Le budget participatif permet de donner concrètement, directement la parole aux citoyennes et aux citoyens, d’accompagner les idées des habitantes et des habitants, de leur proposer un suivi de la construction vers la réalisation de leurs projets. Or, dans la mandature précédente, certains projets n’ont pas pu être réalisés, d’où la nécessité d’un réel dialogue avec les directions et les services techniques, en amont, pour que les porteuses et les porteurs de projets ne se retrouvent pas écartés une fois que le projet est voté.
Il est également essentiel de faire connaître ce dispositif, de communiquer sur ce budget participatif, afin que le plus grand nombre s’implique. Au regard de la charte qui nous est présentée, notre groupe s’interroge sur les nouveaux dispositifs qui vont être mis en place pour favoriser la participation, notamment dans les quartiers populaires.
C’est pourquoi nous demandons que des moyens supplémentaires soient mis en place dans les quartiers populaires, pour que les actions et les animations en lien avec le budget participatif soient pérennes et permettent un véritable suivi des projets. Nous demandons donc un renforcement des effectifs au sein du service du budget participatif, au service "politique de la ville" pour permettre un accompagnement solide des habitantes et des habitants, de la phase d’idéation à la réalisation des projets votés. Surtout, nous le savons, les personnes que nous retrouvons lors des réunions et qu’on continue à retrouver par la suite sont généralement parmi les plus politisées ou déjà engagées dans la vie de leur quartier, des citoyennes et des citoyens investis et aguerris sur les questions de démocratie. Favoriser la participation des personnes qui sont les moins familières de ces mécanismes, c’est un enjeu crucial pour ce nouveau budget participatif.
Comment dépasser, justement, la surreprésentation des catégories sociales, des milieux les plus intégrés au processus de décision ? Il faudrait, selon nous, être attentif à renforcer la logique de l’"aller vers", si je puis m’exprimer ainsi, en mettant en place des actions concrètes. Par exemple, en renforçant les missions de la caravane de participation ou en s’appuyant sur les kiosques citoyens qui travaillent avec les acteurs locaux. Bref, il faut appuyer ce type de dispositifs concrets.
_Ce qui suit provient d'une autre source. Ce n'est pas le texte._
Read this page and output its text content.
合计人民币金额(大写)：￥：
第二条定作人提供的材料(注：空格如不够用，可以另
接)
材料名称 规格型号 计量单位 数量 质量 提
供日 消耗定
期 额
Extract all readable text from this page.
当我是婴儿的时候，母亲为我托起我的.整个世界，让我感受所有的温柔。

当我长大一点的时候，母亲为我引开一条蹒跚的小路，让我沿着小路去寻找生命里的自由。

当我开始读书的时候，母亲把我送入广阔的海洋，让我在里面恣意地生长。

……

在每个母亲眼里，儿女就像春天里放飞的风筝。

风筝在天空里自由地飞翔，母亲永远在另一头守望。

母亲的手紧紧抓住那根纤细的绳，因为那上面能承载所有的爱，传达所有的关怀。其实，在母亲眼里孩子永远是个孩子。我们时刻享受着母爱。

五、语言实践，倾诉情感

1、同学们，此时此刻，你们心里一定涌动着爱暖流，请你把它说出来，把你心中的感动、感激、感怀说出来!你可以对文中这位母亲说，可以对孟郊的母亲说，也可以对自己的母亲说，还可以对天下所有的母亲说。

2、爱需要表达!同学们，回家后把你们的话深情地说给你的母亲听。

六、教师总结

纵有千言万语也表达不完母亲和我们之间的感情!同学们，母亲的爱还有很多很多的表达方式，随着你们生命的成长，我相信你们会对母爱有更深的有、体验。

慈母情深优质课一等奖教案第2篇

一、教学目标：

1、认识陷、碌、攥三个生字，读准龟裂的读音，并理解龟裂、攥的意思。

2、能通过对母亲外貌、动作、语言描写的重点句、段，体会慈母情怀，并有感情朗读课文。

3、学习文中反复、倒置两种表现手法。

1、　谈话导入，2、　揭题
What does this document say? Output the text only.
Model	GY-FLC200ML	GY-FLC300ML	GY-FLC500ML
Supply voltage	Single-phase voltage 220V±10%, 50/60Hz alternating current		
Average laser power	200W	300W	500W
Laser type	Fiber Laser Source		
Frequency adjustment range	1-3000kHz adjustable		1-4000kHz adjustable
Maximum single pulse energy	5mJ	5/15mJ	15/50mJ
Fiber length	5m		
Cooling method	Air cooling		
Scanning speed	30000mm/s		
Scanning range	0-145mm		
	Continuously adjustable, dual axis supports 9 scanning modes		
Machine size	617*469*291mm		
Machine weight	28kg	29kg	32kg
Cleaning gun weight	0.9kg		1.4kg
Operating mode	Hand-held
Par ailleurs, la charte mentionne l’instauration d’une thématique annuelle. A ce sujet, nous avons une interrogation. Comment cette thématique va-t-elle être décidée ? Nous proposons d’associer les citoyennes et les citoyens à ce choix, pourquoi pas au moment du budget participatif.
Bref, je termine ! Ce budget participatif, il permet de redonner envie de penser la ville aux Parisiennes et aux Parisiens, pas seulement à l’échelle de l’arrondissement, mais à l’échelle de tout Paris. Le budget participatif est un exercice social, et si tous les quartiers sont riches de leur diversité, toutes les personnes qui y habitent aussi, rappelons-le. Alors donnons-leur les moyens de s’interroger et de s’exprimer sur la ville dans laquelle ils souhaitent vivre. Je vous remercie pour votre attention.